You'll be none the wiser clicking 'What is Karotz' on its website but we've boiled the bunny down to its soupy essence, and picked over the bones. At its heart, it's a cutesy gadget that will wake you up in the morning, tell you the weather, read out Facebook and Twitter updates, alert you to new messages, play music and run apps.
It has a webcam, so you can use it to monitor your home remotely. Bark instructions and it will leap into action. And it can be goaded into performing breathtakingly nimble tricks via your mobile such as, well, twitching its ears.
Design and build
The Karotz is incredibly charming. The shiny white plastic body is well put together and the whole thing has a comforting heft. The moving ears are attached magnetically and other coloured lugs are available for purchase separately.
It uses its ear positions, speaker and the colour of its belly to communicate pertinent information. For example, a flashing green means everything is okay and your Karotz is awaiting instruction, flashing orange flags up a software update in progress and a blue flash highlights a new message.
Sound quality from the speaker is surprisingly good. It's not hi-fi quality, but as a web radio or music player for the kitchen or bedroom, it's pretty capable.
The Karotz comes complete with RFID, Wi-Fi, webcam, USB port, 256MB onboard storage for apps as well as a port for additional accessories, such as an Ethernet adaptor, music station and battery pack for completely wireless use.
The onboard storage is used for apps, so you will need to add music from a USB drive. Any one should work, although there is a rather cute tail-shaped one available as an official accessory.
Set-up and interface
Initial set-up was fairly simple. Connect the Karotz to the supplied USB cable and plug into your PC or Mac. Although the installation software failed to run first time on our Mac, it worked perfectly on the second attempt. Once the Karotz has been recognised and registered, you connect it to your Wi-Fi network.
Once set up, you have four ways to interact with your Karotz. Firstly, a push-button on top, which activates the voice recognition. Secondly, a smart phone app (currently available on iOS or Android). Thirdly, use the web interface. And lastly, you can program it to launch a specific app using one of the two Flatanoz RFID keyrings that come with it.
The RFID tags are set up through the web interface. Simply wave the tag in front of your Karotz's nose, and the app is launched. More Flatanoz tags are available for purchase through its website. Why would you need near-field technology? One nifty use is the 'At Home' app. When a child comes home from school, a simple swipe across the Karotz's nose with the keyring will send an email or text, letting you know they're home.
The user interface, however, lets the Karotz down a little. The web-based control system, while effective, is not the most user-friendly and there is a definite lack of decent apps in the app store. We expect this to improve as people develop more software for it.
All apps are controlled through the web interface and can be programmed to respond to voice command, automatically launch at set intervals or times, or spring into life via one of the RFID accessories.

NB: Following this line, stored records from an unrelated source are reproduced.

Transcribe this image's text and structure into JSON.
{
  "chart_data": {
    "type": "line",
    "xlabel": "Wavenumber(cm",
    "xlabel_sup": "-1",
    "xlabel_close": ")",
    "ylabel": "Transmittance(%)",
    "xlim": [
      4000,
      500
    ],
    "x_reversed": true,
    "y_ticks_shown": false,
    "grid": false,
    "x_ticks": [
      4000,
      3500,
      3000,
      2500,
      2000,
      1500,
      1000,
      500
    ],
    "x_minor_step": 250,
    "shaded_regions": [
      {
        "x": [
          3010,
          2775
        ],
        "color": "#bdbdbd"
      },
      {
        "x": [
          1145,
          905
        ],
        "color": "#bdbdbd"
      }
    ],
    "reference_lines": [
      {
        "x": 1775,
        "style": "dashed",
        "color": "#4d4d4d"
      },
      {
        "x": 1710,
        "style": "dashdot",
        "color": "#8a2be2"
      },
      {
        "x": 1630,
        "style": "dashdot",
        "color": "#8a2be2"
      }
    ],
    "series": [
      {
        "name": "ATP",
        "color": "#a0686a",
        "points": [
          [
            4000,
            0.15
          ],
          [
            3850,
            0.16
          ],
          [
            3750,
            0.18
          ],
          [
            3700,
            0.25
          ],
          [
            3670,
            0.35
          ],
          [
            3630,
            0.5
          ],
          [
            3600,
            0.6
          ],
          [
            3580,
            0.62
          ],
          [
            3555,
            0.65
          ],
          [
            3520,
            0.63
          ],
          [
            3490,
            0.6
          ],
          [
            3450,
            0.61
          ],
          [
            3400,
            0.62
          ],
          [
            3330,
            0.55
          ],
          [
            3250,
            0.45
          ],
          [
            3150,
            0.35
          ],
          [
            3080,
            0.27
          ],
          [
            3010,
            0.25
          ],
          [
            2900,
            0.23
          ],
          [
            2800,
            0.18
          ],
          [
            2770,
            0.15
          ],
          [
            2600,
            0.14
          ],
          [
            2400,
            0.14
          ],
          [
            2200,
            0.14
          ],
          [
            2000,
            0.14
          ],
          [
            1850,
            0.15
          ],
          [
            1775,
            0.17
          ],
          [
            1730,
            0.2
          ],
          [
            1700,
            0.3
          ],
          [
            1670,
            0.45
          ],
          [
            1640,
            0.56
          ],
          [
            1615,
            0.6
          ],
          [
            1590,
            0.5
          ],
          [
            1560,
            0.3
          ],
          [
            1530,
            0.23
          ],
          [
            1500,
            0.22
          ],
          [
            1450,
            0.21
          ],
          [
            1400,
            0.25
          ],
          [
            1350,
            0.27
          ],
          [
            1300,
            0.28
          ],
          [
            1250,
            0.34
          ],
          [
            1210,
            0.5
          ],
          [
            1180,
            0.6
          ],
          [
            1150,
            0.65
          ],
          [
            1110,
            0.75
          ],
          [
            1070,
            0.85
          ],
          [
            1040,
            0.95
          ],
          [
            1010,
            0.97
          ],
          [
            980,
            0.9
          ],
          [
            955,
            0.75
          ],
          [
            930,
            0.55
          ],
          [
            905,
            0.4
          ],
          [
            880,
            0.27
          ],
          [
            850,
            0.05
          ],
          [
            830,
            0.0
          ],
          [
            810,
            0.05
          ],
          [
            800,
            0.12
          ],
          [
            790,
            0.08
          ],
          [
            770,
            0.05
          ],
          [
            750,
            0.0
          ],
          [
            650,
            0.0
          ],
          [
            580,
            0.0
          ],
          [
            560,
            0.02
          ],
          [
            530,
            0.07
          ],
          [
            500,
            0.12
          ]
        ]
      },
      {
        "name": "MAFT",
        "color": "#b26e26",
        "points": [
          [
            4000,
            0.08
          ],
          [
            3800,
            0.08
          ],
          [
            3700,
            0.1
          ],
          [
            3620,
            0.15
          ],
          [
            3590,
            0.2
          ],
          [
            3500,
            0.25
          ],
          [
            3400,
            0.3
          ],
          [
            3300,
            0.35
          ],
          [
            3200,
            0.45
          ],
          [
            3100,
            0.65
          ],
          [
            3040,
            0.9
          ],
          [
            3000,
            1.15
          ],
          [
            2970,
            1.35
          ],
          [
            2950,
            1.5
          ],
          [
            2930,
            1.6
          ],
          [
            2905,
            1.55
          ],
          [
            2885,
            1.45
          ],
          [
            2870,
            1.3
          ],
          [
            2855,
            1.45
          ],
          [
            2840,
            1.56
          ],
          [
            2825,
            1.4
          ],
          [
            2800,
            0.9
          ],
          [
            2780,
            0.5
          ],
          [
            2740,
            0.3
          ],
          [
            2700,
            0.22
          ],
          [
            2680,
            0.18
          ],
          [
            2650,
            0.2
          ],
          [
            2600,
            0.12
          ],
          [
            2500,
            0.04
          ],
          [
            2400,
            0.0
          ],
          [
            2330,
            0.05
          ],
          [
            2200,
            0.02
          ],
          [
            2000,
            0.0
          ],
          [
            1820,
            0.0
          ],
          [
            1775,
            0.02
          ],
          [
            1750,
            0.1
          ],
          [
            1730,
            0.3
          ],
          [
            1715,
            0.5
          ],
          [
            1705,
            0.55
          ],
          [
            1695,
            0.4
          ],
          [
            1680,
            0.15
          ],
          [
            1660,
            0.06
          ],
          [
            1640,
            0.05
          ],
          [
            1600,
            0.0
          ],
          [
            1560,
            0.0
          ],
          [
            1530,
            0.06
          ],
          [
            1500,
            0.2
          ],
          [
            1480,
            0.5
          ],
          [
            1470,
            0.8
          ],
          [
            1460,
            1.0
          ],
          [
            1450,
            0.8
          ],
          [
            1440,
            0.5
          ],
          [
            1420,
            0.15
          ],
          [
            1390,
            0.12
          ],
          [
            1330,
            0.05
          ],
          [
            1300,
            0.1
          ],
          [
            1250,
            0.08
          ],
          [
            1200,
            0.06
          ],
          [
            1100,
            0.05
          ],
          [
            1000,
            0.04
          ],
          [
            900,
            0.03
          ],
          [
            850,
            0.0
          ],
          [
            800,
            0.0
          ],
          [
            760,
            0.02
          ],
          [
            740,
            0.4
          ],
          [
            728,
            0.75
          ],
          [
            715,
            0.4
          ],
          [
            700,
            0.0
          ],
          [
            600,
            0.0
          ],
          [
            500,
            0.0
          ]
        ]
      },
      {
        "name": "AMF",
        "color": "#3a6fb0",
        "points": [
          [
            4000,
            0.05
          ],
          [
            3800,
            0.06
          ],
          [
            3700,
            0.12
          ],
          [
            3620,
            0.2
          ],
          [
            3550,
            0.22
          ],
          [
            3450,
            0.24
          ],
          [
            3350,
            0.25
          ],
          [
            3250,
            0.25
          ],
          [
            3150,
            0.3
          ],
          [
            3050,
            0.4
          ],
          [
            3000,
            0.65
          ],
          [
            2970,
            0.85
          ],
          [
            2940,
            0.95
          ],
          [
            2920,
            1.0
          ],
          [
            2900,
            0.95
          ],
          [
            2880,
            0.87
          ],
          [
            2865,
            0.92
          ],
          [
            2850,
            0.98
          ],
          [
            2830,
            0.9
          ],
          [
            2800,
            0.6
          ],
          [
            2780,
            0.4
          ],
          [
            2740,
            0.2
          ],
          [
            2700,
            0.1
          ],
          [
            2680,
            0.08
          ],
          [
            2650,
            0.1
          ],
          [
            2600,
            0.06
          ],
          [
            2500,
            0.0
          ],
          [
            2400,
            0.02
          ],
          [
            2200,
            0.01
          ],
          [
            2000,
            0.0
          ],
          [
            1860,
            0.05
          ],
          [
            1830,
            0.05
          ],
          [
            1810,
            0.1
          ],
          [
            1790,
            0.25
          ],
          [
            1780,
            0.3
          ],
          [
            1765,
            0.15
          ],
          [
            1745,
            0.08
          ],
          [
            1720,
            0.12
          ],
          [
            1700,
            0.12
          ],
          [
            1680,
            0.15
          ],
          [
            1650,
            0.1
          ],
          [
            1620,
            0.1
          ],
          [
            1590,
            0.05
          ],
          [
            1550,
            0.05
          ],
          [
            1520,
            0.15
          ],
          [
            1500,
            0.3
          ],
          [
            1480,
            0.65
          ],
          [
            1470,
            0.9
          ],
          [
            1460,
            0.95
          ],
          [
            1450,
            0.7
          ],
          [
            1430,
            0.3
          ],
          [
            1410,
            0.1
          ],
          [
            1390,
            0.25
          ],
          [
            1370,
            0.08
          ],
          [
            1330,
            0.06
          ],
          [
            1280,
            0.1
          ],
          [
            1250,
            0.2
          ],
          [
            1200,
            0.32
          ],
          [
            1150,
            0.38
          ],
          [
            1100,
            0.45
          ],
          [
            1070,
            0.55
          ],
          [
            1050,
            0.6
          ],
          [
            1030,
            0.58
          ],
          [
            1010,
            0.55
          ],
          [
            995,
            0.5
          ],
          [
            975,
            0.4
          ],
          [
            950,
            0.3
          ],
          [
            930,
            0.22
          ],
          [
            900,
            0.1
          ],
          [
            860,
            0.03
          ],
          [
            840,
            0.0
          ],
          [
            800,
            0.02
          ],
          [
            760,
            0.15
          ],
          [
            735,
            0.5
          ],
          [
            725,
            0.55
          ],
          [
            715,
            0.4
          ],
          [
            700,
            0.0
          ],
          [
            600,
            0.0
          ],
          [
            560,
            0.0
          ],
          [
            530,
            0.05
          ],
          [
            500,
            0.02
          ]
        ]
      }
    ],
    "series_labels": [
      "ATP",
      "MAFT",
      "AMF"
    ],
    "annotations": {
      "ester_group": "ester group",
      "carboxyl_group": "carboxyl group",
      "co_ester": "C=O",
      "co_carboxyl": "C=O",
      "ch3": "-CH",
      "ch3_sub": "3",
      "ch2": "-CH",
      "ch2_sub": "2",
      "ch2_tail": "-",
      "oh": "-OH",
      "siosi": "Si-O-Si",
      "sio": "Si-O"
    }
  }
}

The app store has several web radio apps, as well as RSS readers for certain websites. One clever app allows you to use the belly button webcam as a security camera. The weather app supports multiple profiles, allowing for reports for several locations. And there are lots of alarm clock apps available.
The voice-activated launching of apps is okay. You hold down the button and speak the launch phrase -- for example "weather London" -- but you need to set up the speech profiles through the web interface. We found it could struggle to understand what we were saying. Siri, this is not.
Connecting your iOS or Android device to your Karotz allows you to move its ears, change the colour of its belly, make it read out passages of text or play music, and take a picture with its belly button webcam.
The smart phone control app, while fun, does not offer enough functionality to be really useful. The ability to make your Karotz waggle its ears may be a giggle for a few minutes, but we'd have liked to have been able to launch apps like the Twitter reader or Weather from our phone, rather than have to cross the room to push the button on its head.
As soon as more apps have been developed and once some of the more glaring user interface omissions have been dealt with, the Karotz has a lot of potential as a home information gadget.
Its high-ish price tag and lack of user-friendliness mean this is a toy that will appeal to affluent geeks/developers for now, while everybody else should train their crosshairs on the Karotz and wait until its bunny bugs have been sorted.